Internet cookies enable corporations, online social media and search engine providers, and even government entities to track a private internet user’s browsing history and manage or adjust the content that the user sees accordingly. In addition to this online-space revising power done basically without consent by these entities, internet users can themselves mold the internet that they come into contact with; they can download certain search extensions (like the one that replaces all instances of “Donald Trump” with “Donald Drumpf”) that block certain content, revise some content, or emphasize certain kinds of content based on the user’s preferences.
Although privacy advocates have taken issue with the non consensual use of internet cookies or selling of private internet browsing history to major corporations for advertising purposes, little to nothing has been said about an internet user’s ability to mold his or her own internet space, be it the news that he or she receives, the filters he or she employs, etc.
This lack of conversation constitutes a major absence in the discussion of contemporary politics and philosophy; now more than ever people are navigating an internet space that to them represents the exploration of wider scope of reality than is accessible to them physically. However, due to factors both in and outside of their control, this space is warped, limited, and invisibly tied into a feedback loop that relies on the user’s own habitual use of the internet. This of course does not apply to those using proxies, VPNs, cryptocurrencies, and the like.

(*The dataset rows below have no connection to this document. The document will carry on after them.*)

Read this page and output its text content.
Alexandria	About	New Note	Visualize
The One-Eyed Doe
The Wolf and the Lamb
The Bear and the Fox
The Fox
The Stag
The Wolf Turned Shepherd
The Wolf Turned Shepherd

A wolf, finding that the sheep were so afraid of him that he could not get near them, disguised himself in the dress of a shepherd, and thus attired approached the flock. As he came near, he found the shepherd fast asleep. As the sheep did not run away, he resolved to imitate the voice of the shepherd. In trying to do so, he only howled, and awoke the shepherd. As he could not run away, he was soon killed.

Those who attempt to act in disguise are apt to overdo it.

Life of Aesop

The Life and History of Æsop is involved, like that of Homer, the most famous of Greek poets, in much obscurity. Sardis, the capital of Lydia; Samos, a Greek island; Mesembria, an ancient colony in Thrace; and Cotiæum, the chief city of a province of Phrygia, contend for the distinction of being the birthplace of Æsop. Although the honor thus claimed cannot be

In other words, despite the unlimited breadth of information that the world wide web represents to our culture, people are much more likely to find what they’re looking for more often and in greater proportions than how that information exists in reality. A power crystal enthusiast will find power crystal products and articles pop up all the time in side margins of web pages and news articles, even outside what that enthusiast seeks out on his or her own.
To continue with this hypothetical situation, the power crystal believer may not only continue in his or her hobby, but become increasingly polarized as a result of being constantly bombarded with this information and with confirmation of its validity. Where there might have once been doubt or at least the feeling of being part of a fringe spirituality (if this person was to navigate the nonvirtual world espousing his or her beliefs in power crystals), there may instead be an assuredness in numbers that could only be felt by use of the internet.
This is relatively harmless, if somewhat sad, for the power crystal believer. However, there are other fringe cultures and non-universally-held radical belief systems that this aspect of the internet feeds into an increasingly polarized status. Take the tragic massacre in Charleston that occured in 2015. The shooter was polarized by white supremacist websites and likely found support in white supremacist chatrooms. Perhaps gun advertisements lined the shooter’s web pages.
All in all, it’s important to consider that while the web can be an unlimited source of new and ground breaking information, it can be used to further the momentum of a person’s worldview, as opposed to destabilizing that world view. In fact, in most cases, the former is more common than the latter.